If you’ve recently moved to Tennessee, you’re getting your first license, or you just purchased a new car, then you likely have a lot of questions about what rules and regulations you must abide by. At first glance, licensing and other driving-related regulations in Tennessee can be a bit confusing. That’s because the Tennessee Motor Vehicle Commission (MVC) doesn’t actually handle many of the consumer-related driving issues you are likely to have; rather, the Tennessee MVC is focused more on licensing and registration for car dealerships. Instead, most of your car-related issues will be addressed by the Driver Services Division of the Tennessee Department of Safety and Homeland Security. With that cleared up, let’s take a look at some common driver-related queries you may have.
You have three options for requesting your Tennessee driving history (officially a moving violation report or MVR). The most convenient is to order one online, which you can do by visiting this page of the Tennessee State Government. Ordering your driving record online will cost you $7 and you will need your name, birth date, and license number when filling out the form. Alternatively, you can visit a Driver Service Center in person or request that a record by delivered to you by mail. An in-person or mail request for a driving record costs $5. Also, if you are simply curious about your driving record and do not need an official copy then you can utilize a third-party database, such as SearchQuarry.com.
You will need to pass a Tennessee driving test to get a Tennessee MVC license if your out-of-state license has been expired for more than six months, you have a license from a foreign country, or this is your first license. The test typically includes a vision screening, knowledge exam, and road skills test. If you are applying for a Class D (regular driver’s license) or a motorcycle license, then you can do so online using the Tennessee MVC Driver Services’ e-Services.

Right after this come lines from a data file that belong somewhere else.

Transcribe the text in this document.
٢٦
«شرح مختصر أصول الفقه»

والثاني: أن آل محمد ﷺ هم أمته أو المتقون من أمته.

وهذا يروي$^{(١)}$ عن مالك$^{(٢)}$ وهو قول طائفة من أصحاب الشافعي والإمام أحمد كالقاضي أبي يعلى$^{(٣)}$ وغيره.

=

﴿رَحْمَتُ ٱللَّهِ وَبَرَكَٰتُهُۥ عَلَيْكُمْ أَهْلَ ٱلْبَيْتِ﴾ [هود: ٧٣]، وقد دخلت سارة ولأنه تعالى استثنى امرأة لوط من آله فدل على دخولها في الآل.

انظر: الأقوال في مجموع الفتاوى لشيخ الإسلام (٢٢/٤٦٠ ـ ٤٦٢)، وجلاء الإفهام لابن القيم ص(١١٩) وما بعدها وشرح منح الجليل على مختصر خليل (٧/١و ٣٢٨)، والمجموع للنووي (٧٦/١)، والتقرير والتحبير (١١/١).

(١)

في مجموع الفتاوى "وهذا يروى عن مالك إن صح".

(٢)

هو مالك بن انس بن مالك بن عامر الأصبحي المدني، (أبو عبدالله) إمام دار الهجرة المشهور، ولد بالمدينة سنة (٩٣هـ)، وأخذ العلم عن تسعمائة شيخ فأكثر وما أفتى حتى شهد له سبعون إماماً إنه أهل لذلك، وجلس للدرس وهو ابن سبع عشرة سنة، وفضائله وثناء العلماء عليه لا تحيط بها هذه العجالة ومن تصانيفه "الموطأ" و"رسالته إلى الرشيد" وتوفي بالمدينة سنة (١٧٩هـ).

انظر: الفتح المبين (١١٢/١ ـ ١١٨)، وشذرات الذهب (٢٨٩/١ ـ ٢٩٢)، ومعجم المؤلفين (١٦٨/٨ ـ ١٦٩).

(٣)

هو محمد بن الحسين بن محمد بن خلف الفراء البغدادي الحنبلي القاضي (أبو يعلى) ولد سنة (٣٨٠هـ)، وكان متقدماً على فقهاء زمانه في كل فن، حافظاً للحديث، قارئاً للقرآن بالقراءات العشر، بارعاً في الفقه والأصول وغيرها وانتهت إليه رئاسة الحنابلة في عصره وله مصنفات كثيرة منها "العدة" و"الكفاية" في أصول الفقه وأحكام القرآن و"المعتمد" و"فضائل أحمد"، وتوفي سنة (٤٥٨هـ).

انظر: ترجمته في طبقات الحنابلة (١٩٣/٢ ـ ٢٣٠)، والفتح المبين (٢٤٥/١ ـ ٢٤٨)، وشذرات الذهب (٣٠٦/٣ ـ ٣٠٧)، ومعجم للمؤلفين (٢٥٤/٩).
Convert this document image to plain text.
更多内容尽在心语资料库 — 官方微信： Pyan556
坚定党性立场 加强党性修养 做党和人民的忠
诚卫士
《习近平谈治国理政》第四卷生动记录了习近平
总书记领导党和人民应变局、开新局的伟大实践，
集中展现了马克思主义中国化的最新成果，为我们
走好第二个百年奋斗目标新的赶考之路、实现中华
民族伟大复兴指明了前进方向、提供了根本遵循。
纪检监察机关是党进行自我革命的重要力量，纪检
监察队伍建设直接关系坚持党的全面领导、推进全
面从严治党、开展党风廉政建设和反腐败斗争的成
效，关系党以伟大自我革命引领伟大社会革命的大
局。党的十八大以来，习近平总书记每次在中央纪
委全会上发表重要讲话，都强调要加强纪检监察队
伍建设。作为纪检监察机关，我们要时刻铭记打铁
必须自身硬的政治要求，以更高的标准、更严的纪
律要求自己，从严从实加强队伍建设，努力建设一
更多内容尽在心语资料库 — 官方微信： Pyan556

When moving to Tennessee you will need to get a Tennessee driver’s license within 30 days of your arrival if you want to continue driving legally in the state. You can begin the application process for a Tennessee license online using the e-Services, but ultimately you will need to visit a Driver Service Center in person to complete the application. Starting the application online, however, could save you some time waiting in line. All valid out-of-state U.S. licenses can be exchanged for a Tennessee one, whereas if you have a foreign license or an expired license then you will need to apply for a new license (and complete mandatory tests). When you visit the Driver Service Center bring with you your current license, two proofs of Tennessee residency, proof of U.S. citizenship or legal residency, Social Security Number, and, if applicable, proof of name change.
While the Tennessee MVC does have a dedicated page for Forms, which can be found here, this page will probably be of limited use to you unless you are a motor vehicle dealer. Unfortunately, and somewhat unusually, the Tennessee MVC Driver Services website doesn’t feature a dedicated Forms page. However, if you visit their home page you will find links to some commonly used forms, including crash reports and driving records.
Unfortunately, there is no statewide, centralized website for paying Tennessee traffic tickets online. Instead, you will have to find out which court you have to pay your ticket to. Fortunately, many cities and counties have their own online services that allow you to pay for traffic tickets online rather than having to visit the court in person. Memphis, for example, has an e-payment service and also has designated police stations that you can visit for paying a fine in person, if you can’t make it to the courthouse itself.
Vehicle registration in Tennessee is a bit different than in other states. That’s because titles and registrations are handled by each individual county rather than by the state government. As a result, if you want to register a vehicle in Tennessee then you will have to visit the County Clerk’s Office. Some cities and counties now allow you to renew your registration online, such as Nashville, but if this is the first registration for your vehicle then you will need to visit the County Clerk in person. You can find a list of County Clerk Offices here.
Again, titling is handled by the Tennessee County Clerk’s Office and not by the Tennessee MVC or Tennessee Driver Services. If you buy a vehicle from a dealership then the dealership should handle the title transfer for you. However, if you are buying a used vehicle from a private individual then you will need to have the title reassigned to you. This can be done by visiting the County Clerk’s Office in person at the same time as when you register the vehicle.